The pisiform and trapezium at either end of the carpal arch are joined by the flexor retinaculum to form the carpal tunnel.
Within the tunnel are the tendons of most of the flexor muscles and the median nerve. The flexor retinaculum stop the muscle tendons bowing when the wrist is flexed.
Increased pressure within the carpal tunnel can cause carpal tunnel syndrome.

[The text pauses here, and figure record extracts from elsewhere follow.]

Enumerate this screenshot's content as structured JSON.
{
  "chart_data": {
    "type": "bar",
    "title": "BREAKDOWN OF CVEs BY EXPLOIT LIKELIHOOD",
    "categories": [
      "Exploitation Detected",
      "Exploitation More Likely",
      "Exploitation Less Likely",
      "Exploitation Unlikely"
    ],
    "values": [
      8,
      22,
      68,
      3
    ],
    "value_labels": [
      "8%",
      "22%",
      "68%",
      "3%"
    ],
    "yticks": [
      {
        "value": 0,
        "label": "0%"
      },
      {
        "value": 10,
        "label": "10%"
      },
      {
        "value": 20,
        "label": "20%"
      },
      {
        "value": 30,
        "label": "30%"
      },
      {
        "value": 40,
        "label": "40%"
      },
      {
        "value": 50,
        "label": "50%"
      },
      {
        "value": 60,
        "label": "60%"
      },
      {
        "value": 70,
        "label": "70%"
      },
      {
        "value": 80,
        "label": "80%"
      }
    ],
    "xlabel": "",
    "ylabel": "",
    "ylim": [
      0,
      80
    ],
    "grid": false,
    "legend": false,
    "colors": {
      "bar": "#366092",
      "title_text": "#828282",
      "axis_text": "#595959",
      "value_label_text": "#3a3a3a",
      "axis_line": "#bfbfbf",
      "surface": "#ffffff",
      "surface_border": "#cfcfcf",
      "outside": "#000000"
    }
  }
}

The initial cause is not always known but increased pressure leads to venous engorgement and nerve damage.
The patient will complain of abnormal sensation, normally pain and pins and needles, in the distribution of the median nerve. Tinel’s sign will be positive – tapping on the flexor retinaculum reproduces the pain and altered sensation. Later, the muscles of the thenar eminence will show wastage.
Carpal Tunnel Syndrome
Carpal Tunnel Syndrome is caused by compression of the median nerve in the carpal tunnel. Compression of the nerve typically causes numbness in the medial three and a half digits.
Most cases are ‘primary’. This means that there is no associated systemic disease or local structural lesion precipitating compression of the median nerve. Primary CTS is more common in middle-aged females and in persons whose occupations involve repetitive wrist and finger motion, such as typing. In many cases, no precipitating factor is identified.
Carpal Tunnel Syndrome is treated by bracing, steroid injection or in refractory cases carpal tunnel release wherein the carpal tunnel is split longitudinally to release pressure on the median nerve.
While there are several imaging modalities such as ultrasound and nerve conductive studies, Carpal Tunnel Syndrome is a clinical diagnosis.